Rimini. Una folla per l’addio a Vittoria Maioli Sanese. Il marito: «Arrivederci, amore»

Rimini

Una folla immensa si stringe in Duomo per l’ultimo abbraccio a Vittoria Maioli Sanese. Monsignor Lambiasi definisce la psicologa un «bene per Rimini» e il marito Nicola Sanese alla fine la saluta con la voce spezzata dalla commozione offrendole non un addio ma un «arrivederci».

Il giorno del dolore

Vittoria Maioli Sanese ha chiuso gli occhi giovedì pomeriggio, aveva 80 anni. Lascia il marito Nicola Sanese, ex parlamentare della Democrazia cristiana, sei figli e una cinquantina fra nipoti e pronipoti.

Fra le sue opere ricordate in questi giorni il Meeting per l’amicizia fra i popoli di Comunione e liberazione (di cui è stata promotrice) e la fondazione del Consultorio familiare.

L’addio

Il Tempio malatestiano è gremito, più di mille persone in un unico abbraccio. La cerimonia funebre è celebrata dal vescovo emerito Francesco Lambiasi che ricorda subito come 58 anni fa, proprio in Duomo, Vittoria e Nicola si erano sposati.

La scelta delle letture (San Paolo apostolo ai Romani) e del vangelo di San Luca (incentrata sulla paura delle tenebre da parte degli apostoli, fino alla consolazione del Cristo risorto), svela monsignor Lambiasi, non è casuale, «sono state indicate dai familiari e sono azzeccatissime, le parole che ci volevano».

In controluce trapela infatti «l’esperienza di Nicola insieme a Vittoria» lunga 58 anni. «E’ una pagina del quinto vangelo», quello che il «Signore scrive con le nostre vite e delle persone che frequentiamo».

Quando è il momento delle preghiere vengono citati Comunione e liberazione, Vittoria e il marito Nicola insieme a tutti i familiari, le persone e famiglie che hanno incontrato Vittoria nel suo percorso di vita, nella speranza che non si interrompa il cammino del Consultorio.

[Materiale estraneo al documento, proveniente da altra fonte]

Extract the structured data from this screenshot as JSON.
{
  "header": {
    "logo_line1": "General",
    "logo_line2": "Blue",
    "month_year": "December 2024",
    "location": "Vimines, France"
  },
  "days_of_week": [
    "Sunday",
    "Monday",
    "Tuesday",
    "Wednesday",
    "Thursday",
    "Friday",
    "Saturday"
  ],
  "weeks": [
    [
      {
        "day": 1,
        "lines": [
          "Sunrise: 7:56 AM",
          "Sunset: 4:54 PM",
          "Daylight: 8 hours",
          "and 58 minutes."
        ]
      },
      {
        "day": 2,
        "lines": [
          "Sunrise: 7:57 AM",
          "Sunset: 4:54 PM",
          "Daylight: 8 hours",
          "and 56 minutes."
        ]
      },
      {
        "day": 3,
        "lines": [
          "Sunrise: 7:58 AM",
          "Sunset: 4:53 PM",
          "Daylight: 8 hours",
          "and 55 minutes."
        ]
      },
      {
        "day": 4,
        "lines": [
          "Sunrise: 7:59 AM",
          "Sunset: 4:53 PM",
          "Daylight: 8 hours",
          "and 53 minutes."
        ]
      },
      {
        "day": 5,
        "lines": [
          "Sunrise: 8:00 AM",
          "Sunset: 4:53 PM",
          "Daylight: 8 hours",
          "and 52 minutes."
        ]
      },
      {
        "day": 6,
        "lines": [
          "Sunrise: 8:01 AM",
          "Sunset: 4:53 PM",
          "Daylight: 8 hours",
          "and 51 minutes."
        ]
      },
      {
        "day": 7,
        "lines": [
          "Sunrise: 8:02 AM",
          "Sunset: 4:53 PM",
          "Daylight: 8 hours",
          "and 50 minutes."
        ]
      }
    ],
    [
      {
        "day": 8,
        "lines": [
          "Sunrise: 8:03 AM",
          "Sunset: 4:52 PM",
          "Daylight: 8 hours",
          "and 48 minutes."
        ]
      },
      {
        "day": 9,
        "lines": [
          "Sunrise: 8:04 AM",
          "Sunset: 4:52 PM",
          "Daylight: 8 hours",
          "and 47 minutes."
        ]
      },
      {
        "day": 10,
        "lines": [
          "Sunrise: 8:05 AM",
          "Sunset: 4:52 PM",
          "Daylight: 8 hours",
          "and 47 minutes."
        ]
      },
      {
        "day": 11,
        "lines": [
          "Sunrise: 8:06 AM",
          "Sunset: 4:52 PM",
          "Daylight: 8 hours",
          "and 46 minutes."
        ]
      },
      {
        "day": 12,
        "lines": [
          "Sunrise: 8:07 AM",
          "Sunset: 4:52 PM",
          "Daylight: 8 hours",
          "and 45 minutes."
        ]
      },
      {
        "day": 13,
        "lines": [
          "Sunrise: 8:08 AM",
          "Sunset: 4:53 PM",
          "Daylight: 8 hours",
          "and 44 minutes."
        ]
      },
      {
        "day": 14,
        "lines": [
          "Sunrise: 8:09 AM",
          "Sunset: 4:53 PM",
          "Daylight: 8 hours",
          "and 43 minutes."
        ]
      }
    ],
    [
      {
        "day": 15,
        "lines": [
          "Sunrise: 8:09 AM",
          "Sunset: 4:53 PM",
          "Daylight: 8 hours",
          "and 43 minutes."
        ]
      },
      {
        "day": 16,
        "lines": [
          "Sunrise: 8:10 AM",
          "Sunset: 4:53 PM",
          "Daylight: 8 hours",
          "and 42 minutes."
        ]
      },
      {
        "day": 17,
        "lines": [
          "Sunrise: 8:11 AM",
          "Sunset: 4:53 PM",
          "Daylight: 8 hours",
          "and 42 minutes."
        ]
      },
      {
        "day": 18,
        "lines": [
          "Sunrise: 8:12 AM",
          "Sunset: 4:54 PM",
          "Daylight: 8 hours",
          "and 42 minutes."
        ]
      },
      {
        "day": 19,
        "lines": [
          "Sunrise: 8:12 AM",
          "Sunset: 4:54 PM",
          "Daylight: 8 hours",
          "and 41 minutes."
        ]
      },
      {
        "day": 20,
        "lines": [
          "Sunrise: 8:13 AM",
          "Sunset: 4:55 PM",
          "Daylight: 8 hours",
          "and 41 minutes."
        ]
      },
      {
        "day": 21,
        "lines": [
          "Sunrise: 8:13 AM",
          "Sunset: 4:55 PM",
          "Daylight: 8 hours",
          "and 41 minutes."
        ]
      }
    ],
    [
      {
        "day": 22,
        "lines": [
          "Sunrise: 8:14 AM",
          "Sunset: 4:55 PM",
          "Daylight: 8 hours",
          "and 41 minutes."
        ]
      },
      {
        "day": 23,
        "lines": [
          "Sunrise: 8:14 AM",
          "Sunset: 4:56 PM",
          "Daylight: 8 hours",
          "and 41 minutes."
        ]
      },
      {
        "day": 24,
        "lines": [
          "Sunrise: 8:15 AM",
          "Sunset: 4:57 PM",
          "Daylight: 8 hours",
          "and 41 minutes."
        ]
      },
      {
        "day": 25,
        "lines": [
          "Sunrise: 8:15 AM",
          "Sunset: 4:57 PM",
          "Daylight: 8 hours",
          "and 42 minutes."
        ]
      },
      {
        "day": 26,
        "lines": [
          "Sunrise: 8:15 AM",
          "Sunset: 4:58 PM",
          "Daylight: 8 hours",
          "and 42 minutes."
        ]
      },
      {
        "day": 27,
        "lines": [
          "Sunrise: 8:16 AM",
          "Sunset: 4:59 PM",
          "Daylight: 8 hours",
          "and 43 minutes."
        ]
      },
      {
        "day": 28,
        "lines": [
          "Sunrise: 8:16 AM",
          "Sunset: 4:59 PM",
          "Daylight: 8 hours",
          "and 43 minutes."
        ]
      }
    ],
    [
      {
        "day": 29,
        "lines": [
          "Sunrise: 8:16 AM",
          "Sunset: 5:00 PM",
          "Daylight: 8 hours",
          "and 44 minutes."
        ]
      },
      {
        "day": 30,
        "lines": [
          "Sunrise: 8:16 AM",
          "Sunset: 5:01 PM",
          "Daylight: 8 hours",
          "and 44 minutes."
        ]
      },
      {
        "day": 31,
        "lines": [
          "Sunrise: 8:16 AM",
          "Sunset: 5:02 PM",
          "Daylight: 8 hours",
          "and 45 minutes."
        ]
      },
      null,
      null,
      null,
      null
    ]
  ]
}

Un insieme di opere che fanno dire a monsignor Lambiasi: «Vittoria è stata un bene per Rimini».

“Ciao amore ciao”

Al termine di tutto, Nicola Sanese raggiunge l’altare per ricordare Vittoria e dire “grazie” alle persone accorse in Duomo.

Lo dice subito: «Non so se riuscirò a terminare».

«Mio carissimo amore». Sono le prime parole dedicate alla moglie che non c’è più prima di citare quel giorno di 58 anni fa, «quando è iniziato il cammino della nostra famiglia», dei «nostri sei figli», dei 20 nipoti e undici pronipoti. «Lo avevamo chiesto al Signore e ci è stata donata questa meraviglia».

Quindi gli amici, le tante persone incontrate nel «tuo lavoro che hai seguito fino a sabato», nonostante la malattia scoperta a giugno e «vissuta come un dono».

Detto questo, giunge il momento dell’addio, che non è un addio. «Cara Vittoria, mio carissimo amore, è un arrivederci».